Disclosure of Invention
Aiming at the problems and defects of the waste of human resources and technical methods for surface water detection, the invention provides a semi-submersible water bionic robot for monitoring and early warning of urban ornamental surface water.
In order to achieve the purpose, the invention adopts the following technical scheme:
a semi-submersible type water bionic robot for monitoring and early warning of urban ornamental surface water comprises a robot main body, a vision component, a main control component, a steering component, a power protection component, a detection component and a data transmission component;
the visual component is arranged at the head of the robot main body and used for observing and recording the pollution condition of a river area and the ecological conditions of the coastal area and the water surface;
the main control part is arranged in the robot main body, connected with the vision part and the steering part and used for controlling the operation of the bionic robot;
the steering component is arranged at the head of the robot main body and used for controlling the steering motion of the head of the bionic robot;
the power protection component is arranged at the bottom of the robot main body and used for providing buoyancy and advancing power for the robot main body;
the bottom of the robot main body is provided with a storage bin which is formed by splicing splice plates, and a detection component is arranged in the storage bin and used for detecting water quality parameters in a water body;
the data transmission component is arranged in the robot main body, is connected with the detection component and is used for transmitting the water quality parameters detected by the detection component to the cloud platform.

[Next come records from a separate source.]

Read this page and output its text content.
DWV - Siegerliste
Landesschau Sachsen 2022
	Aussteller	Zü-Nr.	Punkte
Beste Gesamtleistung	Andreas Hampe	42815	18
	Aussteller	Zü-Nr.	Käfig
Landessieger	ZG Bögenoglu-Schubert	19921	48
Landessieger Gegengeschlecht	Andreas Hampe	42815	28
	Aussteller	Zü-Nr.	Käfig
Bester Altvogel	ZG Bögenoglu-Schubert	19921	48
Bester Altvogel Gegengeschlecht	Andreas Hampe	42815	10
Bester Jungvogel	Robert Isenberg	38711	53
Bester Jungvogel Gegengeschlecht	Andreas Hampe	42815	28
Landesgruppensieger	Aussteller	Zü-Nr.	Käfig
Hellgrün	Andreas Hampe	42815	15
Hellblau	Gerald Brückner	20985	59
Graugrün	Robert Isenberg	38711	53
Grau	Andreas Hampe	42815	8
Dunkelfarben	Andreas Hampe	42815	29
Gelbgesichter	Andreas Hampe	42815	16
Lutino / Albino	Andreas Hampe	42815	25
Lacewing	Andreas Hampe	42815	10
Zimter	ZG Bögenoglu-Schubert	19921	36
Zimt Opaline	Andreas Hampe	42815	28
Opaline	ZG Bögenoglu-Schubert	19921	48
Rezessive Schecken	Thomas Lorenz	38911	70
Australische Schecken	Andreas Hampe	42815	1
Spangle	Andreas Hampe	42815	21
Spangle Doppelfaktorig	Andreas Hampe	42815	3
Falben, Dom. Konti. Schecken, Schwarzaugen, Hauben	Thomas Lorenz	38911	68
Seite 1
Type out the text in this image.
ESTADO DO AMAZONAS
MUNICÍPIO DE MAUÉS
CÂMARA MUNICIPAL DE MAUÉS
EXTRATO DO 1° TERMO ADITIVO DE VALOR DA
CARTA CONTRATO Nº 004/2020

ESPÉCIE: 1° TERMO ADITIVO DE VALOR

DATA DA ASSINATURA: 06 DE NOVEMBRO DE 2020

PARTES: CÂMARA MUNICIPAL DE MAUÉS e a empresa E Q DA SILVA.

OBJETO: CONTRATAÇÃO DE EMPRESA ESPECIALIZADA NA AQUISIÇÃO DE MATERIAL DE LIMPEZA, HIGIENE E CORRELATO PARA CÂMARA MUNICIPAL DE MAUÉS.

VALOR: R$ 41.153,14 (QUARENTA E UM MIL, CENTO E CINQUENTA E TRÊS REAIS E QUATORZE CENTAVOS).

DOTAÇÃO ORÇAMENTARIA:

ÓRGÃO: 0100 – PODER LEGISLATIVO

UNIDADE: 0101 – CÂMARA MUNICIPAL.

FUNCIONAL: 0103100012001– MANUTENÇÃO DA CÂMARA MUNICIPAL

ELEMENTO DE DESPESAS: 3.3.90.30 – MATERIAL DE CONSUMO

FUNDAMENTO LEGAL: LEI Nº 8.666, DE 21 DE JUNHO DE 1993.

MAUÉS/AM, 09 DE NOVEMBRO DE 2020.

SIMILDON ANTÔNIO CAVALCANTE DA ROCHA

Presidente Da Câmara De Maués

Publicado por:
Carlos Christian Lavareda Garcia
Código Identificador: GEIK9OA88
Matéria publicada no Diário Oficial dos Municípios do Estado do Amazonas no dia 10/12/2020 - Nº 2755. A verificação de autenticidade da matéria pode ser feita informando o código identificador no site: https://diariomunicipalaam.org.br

Further, the vision part is composed of a wireless camera and an infrared sensor.
Further, the main control unit comprises Arduino main control board and GPS positioning system.
Further, the power protection component comprises a water jet propeller, a wooden raft and a buoyancy protection tube, the buoyancy protection tube is used for wrapping the detection component, and an air bag filler is filled in the buoyancy protection tube.
Further, the airbag filler is selected from nylon 66 resin FYR32K, polyamide and polyester fibers, fabric nylon, 5-aminotetrazole or epoxy resin.
Further, the detection member is an electrode.
Further, the data transmission component is composed of a data receiver and a data 5G module.
The semi-submersible water bionic robot is placed in a city ornamental water body, the pollution condition of a river region, the biological ecological conditions of coasts, water plants and the like can be observed and recorded through a wireless camera and an infrared sensor of a visual part, a main control part converts an analog signal into a digital signal for positioning treatment, the steering part controls the steering motion of the head of the robot, the water surface condition can be observed in an all-directional rotating mode, a water pump power water spraying forward device of a power protection part takes a water pump as power to suck water from a bottom hole, and the water pump is discharged from the rear through an outboard circulation pipeline and is pushed forward by the reaction force of the water. In order to protect the monitoring bionic robot, an air bag filler is arranged on the robot body so as to further protect the bionic robot. The splice plate is installed beside the air bag filler, and the joint of the splice plate material is preferably freely replaceable to deal with different measurements. When the living beings are observed, the water quality detection is carried out, water quality parameters such as dissolved oxygen, pH, oxidation-reduction potential and suspended particulate matters in water are detected through an electrode tip in a detection part (including sensors such as a DO meter, a pH meter, an ORP meter and an SS analyzer), and then detection data are transmitted to a cloud platform through a data transmission part to form visual data for monitoring at any time. And then obtaining detection data, and carrying out water body pollution analysis on the detection data. The process technology device optimizes and cooperates each component, can quickly detect various indexes such as dissolved pollutants, chroma, particle pollutants and the like in the urban ornamental surface water body, reduces the consumption of a large amount of manpower and material resources, improves the water quality detection efficiency, and greatly improves the urban ornamental surface water quality.
Drawings
Fig. 1 is a structural diagram of a bionic robot of the present invention, wherein: the device comprises a visual part 1, a main control part 2, a steering part 3, a power protection part 4, an air bag filling splicing part 5, a detection part 6 and a data transmission part 7.
Fig. 2 is a comparison diagram before and after sealing of the finished bionic robot.
Detailed Description
Example 1
As shown in figure 1, the semi-submersible type water bionic robot for monitoring and early warning urban ornamental surface water is selected according to the defects of the traditional urban river water monitoring technology. According to different types of the sensor probe; preferentially selecting splicing plates with freely replaceable interfaces to change a fixed type into a movable type; and then, data combination and modular design are carried out by utilizing a fixed-point platform, and urban ornamental surface water is efficiently monitored.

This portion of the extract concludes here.